Apenas a presença humana me tranquilizava de tal maneira que não consigo expressar, seria como um vento frio doce batendo no meu rosto enrugado. Maria das Lurdes seria um furacão, multipolar, que aterrissou na minha vida. Não tive filhas, muito menos netas, tinha sobre ela uma noção de proteção cuidadosa, aconselhava ter o seu filho nem que fosse para dar para adoção. Acalmava-a nos momentos difíceis dizendo que poderia ficar comigo o tempo que fosse preciso, sempre recebia em troca palavras doces de agradecimento juntamente com “você não sabe o bem que está fazendo para minha vida”, gostaria de ter dito em algum momento, “recíproco”.
Dia 23 de maio. Após minhas incansáveis insistências, quase súplicas, consegui levar Maria das Lurdes ao médico, apesar das péssimas condições do hospital público, das filas homéricas e da espera exaustiva, conseguimos ser atendidas. Quatro meses de gestação, feto mal desenvolvido, acúmulo de fatores negativos, vícios, cigarro, álcool, má alimentação, tentativas autodestrutivas. Nada parecia lhe abalar, nem incomodar, sorriso sarcástico notavelmente destinado ao médico com ar de quem sabe onde ele anda nas madrugadas frias que alega estar de plantão. Formação dos primeiros cabelos do feto, que deixou de ser feto, para se tornar um feto macho, poderia agora se chamar Mauricio, Otavio ou Fabiano.
Passei meus dias a imaginar o rosto do dono daquele espermatozoide. Um gordo homossexual tentando criar para a sua família o protótipo desejado, porém bastante inteligente e com bons genes para cabelo escuro e liso. Tentativas. Um estrangeiro repugnante que havia vindo fazer turismo sexual praiano, prestes a ter uma insolação pela quantidade de raios ultravioletas recebidos na sua pele quase albina, ainda mais sem protetor solar algum. Ou seria o dono daquela Mercedes quatro portas, última geração que devo até ter mencionado. Inúteis.
Preocupações tomavam conta do meu ser por completo. O estrondo na porta, o barulho causado pela batida severa vinha como relâmpago me avisar da sua ausência por no máximo dois dias. Ao voltar trazia dinheiro para ajudar nas despesas da casa, algumas cicatrizes novas e esporadicamente demonstrava estar enojada por alguma leve atitude.

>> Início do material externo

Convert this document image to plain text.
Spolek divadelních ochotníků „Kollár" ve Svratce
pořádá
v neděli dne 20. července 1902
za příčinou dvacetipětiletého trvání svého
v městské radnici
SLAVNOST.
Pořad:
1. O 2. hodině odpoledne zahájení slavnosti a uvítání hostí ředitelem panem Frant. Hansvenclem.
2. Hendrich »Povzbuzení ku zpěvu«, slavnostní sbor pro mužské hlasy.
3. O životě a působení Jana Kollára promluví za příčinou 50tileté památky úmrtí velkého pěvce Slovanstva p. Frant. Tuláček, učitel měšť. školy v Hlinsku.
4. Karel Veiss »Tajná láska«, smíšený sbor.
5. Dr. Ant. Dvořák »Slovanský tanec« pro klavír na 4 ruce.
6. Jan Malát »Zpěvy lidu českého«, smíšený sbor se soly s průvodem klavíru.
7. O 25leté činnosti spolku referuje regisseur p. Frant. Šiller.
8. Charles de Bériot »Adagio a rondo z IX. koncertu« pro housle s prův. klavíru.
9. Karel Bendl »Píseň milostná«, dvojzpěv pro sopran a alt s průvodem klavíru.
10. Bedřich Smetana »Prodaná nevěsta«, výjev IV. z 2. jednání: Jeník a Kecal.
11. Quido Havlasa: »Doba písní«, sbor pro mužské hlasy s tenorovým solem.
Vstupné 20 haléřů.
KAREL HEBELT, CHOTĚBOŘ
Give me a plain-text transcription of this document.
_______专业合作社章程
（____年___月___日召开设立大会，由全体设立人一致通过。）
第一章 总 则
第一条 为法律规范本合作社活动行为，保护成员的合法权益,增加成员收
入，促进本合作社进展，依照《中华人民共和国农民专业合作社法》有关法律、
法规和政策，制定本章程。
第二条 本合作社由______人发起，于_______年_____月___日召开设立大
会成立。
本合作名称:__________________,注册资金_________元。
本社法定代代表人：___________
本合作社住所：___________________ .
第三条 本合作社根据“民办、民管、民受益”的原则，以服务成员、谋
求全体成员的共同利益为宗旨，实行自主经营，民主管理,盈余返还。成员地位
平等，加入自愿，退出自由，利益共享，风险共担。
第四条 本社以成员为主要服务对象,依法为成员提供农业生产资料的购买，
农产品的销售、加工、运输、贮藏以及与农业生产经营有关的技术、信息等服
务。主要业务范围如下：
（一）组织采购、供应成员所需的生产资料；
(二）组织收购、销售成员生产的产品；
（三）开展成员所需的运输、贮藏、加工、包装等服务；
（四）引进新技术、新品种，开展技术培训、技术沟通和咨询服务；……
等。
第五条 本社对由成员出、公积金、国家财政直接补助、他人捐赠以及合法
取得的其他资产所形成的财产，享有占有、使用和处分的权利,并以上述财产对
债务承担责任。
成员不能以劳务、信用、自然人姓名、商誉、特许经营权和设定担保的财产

Dia 17 de junho, minha velha amiga pressão alta veio me visitar junto com uma dor aguda e forte mal estar, meu falso antídoto foi deglutido de uma vez só com um pouco de água. O meu grito à sua procura fez eco, a resposta era minha própria voz seca em busca da sua voz doce. Sentia algo que nunca havia sentido antes, uma angústia, um desespero, uma preocupação palpitante por três dias curada pela sua chegada intensamente fora de si. Gritei, berrei, questionei coisas que sabia que ela mesma não conseguiria responder. Não conseguia viver nesse gráfico ofuscante de baixos e altos tão pontiagudos, precisava de um pouco de constante, até de uma parábola, poderia ser.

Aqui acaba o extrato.